1- Les plus impécunieux – dont beaucoup de jeunes, chose infiniment fâcheuse – ne trouvaient qu’exceptionnellement à se loger, ou devaient habiter à la va-que-je-te-pousse.

2- Les bourgades n’en finissaient pas de se vider de leurs forces de tous ordres : par exemple, le journal annonçait périodiquement la fermeture, dans les environs, d’une classe ou de l’école, ou bien du bar-épicerie-dépôt de pain-tabac.

Réflexion de Damien K., fraîchement réélu maire :
« Premier mandat, mettre les choses en ordre.
Second mandat, aller de l’avant. »

Facile à dire, mais comment ?
Mettre le paquet pour déployer « la fibre » partout au plus vite, pourquoi pas? ça peut rapporter des voix…
Ou, au contraire, accepter une proposition, trop grosse de problèmes à venir, que la préfecture venait de faire à toutes les municipalités du département ?

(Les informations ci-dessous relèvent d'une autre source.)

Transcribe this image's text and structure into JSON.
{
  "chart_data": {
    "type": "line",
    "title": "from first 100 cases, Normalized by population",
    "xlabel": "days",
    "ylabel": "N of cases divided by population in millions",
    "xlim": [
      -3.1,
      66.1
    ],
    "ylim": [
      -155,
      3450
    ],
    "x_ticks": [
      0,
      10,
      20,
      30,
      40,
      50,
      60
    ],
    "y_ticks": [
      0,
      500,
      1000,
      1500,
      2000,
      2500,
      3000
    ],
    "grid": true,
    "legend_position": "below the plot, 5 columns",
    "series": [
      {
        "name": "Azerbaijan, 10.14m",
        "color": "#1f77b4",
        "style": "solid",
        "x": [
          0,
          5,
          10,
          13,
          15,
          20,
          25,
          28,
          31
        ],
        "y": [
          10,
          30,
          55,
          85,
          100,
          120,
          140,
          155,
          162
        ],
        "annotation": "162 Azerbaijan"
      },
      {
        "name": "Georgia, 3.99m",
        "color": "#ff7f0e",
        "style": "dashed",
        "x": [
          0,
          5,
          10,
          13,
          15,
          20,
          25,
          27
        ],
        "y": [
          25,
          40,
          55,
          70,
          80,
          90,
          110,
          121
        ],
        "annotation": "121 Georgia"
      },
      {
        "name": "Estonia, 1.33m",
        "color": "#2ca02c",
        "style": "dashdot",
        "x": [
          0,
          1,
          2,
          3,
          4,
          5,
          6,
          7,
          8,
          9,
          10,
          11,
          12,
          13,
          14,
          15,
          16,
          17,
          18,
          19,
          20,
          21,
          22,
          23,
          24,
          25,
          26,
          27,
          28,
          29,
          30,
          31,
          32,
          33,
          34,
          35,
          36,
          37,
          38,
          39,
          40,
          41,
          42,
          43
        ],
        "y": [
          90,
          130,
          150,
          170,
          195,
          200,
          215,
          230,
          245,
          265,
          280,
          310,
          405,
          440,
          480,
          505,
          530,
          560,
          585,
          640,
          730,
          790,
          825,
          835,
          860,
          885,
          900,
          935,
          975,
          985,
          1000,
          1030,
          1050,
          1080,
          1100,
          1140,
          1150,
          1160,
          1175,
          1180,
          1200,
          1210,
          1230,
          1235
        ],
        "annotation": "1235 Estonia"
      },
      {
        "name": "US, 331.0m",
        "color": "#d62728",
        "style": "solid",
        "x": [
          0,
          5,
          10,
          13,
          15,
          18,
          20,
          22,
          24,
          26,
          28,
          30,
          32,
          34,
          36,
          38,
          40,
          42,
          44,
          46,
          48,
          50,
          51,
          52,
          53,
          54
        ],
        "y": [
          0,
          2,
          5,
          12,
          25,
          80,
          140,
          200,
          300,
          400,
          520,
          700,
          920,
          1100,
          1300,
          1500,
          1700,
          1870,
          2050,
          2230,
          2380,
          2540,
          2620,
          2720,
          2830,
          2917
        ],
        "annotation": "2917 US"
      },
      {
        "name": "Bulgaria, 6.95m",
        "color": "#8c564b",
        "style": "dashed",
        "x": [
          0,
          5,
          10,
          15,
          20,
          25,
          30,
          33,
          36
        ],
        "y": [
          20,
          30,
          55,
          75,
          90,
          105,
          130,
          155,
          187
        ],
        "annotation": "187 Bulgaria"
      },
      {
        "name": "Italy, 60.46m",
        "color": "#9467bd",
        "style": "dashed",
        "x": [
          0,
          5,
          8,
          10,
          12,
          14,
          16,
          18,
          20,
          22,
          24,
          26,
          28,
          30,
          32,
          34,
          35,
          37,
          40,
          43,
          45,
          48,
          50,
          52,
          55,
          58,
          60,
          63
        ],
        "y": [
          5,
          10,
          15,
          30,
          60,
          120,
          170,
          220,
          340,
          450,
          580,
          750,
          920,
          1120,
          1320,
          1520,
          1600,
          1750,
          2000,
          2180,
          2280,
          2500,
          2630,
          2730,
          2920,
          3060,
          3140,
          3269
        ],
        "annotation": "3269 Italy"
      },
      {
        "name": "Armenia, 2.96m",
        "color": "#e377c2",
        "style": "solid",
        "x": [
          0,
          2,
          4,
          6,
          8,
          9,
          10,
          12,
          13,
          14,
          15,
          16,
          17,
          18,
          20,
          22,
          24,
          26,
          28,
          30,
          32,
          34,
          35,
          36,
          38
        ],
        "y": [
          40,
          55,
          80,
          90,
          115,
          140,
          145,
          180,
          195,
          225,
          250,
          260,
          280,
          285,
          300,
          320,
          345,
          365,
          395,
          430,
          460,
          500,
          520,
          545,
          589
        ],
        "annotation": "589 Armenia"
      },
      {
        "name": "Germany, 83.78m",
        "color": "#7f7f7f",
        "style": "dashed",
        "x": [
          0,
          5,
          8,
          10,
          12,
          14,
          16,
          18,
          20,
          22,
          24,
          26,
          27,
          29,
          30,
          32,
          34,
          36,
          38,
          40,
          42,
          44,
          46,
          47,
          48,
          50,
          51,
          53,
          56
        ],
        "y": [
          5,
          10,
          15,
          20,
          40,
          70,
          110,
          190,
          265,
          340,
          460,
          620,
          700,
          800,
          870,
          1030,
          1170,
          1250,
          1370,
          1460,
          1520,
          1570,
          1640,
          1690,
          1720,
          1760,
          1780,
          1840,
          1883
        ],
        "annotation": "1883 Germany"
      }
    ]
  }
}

L’inattendu lui procura les réponses.

Le promoteur de logement social qui avait fait bâtir une demi-douzaine de logements près du bourg quelques années plus tôt, avait décidé de développer ses capacités d’action.
Déjà, cette demi-douzaine de logements avait bénéficié d’une belle formule qui n’était plus tout à fait nouvelle : les terrains restaient la propriété de la commune, qui les louaient pour une très longue période, ce qui permettait de diminuer considérablement le montant des loyers.
Or c’était ce même organisme qui expérimentait désormais un montage financier supplémentaire destiné à augmenter ses capacités de trésorerie.
Voici comment.
Les nouveaux logements pourraient être pris à ferme par une société partenaire, pour une période de vingt ans.
Chaque écolier a eu connaissance des « fermiers généraux » des temps anciens où, moyennant le versement d’une somme initiale, le « fermier » se chargeait de la collecte de telle ou telle redevance, pour le compte du roi par exemple.
C’est ce modèle qui avait inspiré le bâtisseur : pour chaque nouveau projet de lotissement à bâtir, il poussait à la constitution d’une société fermière qui lui verserait d’avance une somme globale, obtenant ainsi le droit de se substituer au bâtisseur pour percevoir mensuellement les loyers des habitants.
But du bâtisseur : augmenter sa capacité financière à bâtir ; concrètement, pouvoir construire plus de logements.
Bien sûr, des suspicions s’étaient déjà faites jour : ce serait compliquer inutilement la machine, et puis – et là, ça coinçait dans bien des esprits, car la mission même du bâtisseur pouvait en prendre un vilain coup – comment éviter que le montant des loyers n’en soit augmenté ?

Et puis, en pratique :
Comment constituer une société fermière ?
Quels précautions prendre ?
Comment constituer le capital nécessaire, car verser vingt ans de loyers pour ne serait-ce que dix logements, ça n’est pas rien ?
Et quel statut adopter ?

Une première société fermière s’était constituée dans le département.
La motivation de ces investisseurs était claire.
D’une part, ils voulaient retirer leurs économies des mains d’un système financier en risque permanent de capoter et, qui plus est, pour des usages spéculatifs obscurs, voire peu recommandables.
D’autre part, ils voulaient que ces économies servent à un but qu’ils approuveraient, et dont ils pourraient même être fiers.
Après des débats animés, les trois initiateurs avaient décidé que leurs bénéfices s’établiraient au taux maximum du livret A, jamais plus.
S’en était suivi une période de recherche de nouveaux investisseurs dont, était-il convenu, aucun ne pourrait posséder plus de vingt pour cent des parts.
Rencontres de tous types, parution dans la presse, conférences.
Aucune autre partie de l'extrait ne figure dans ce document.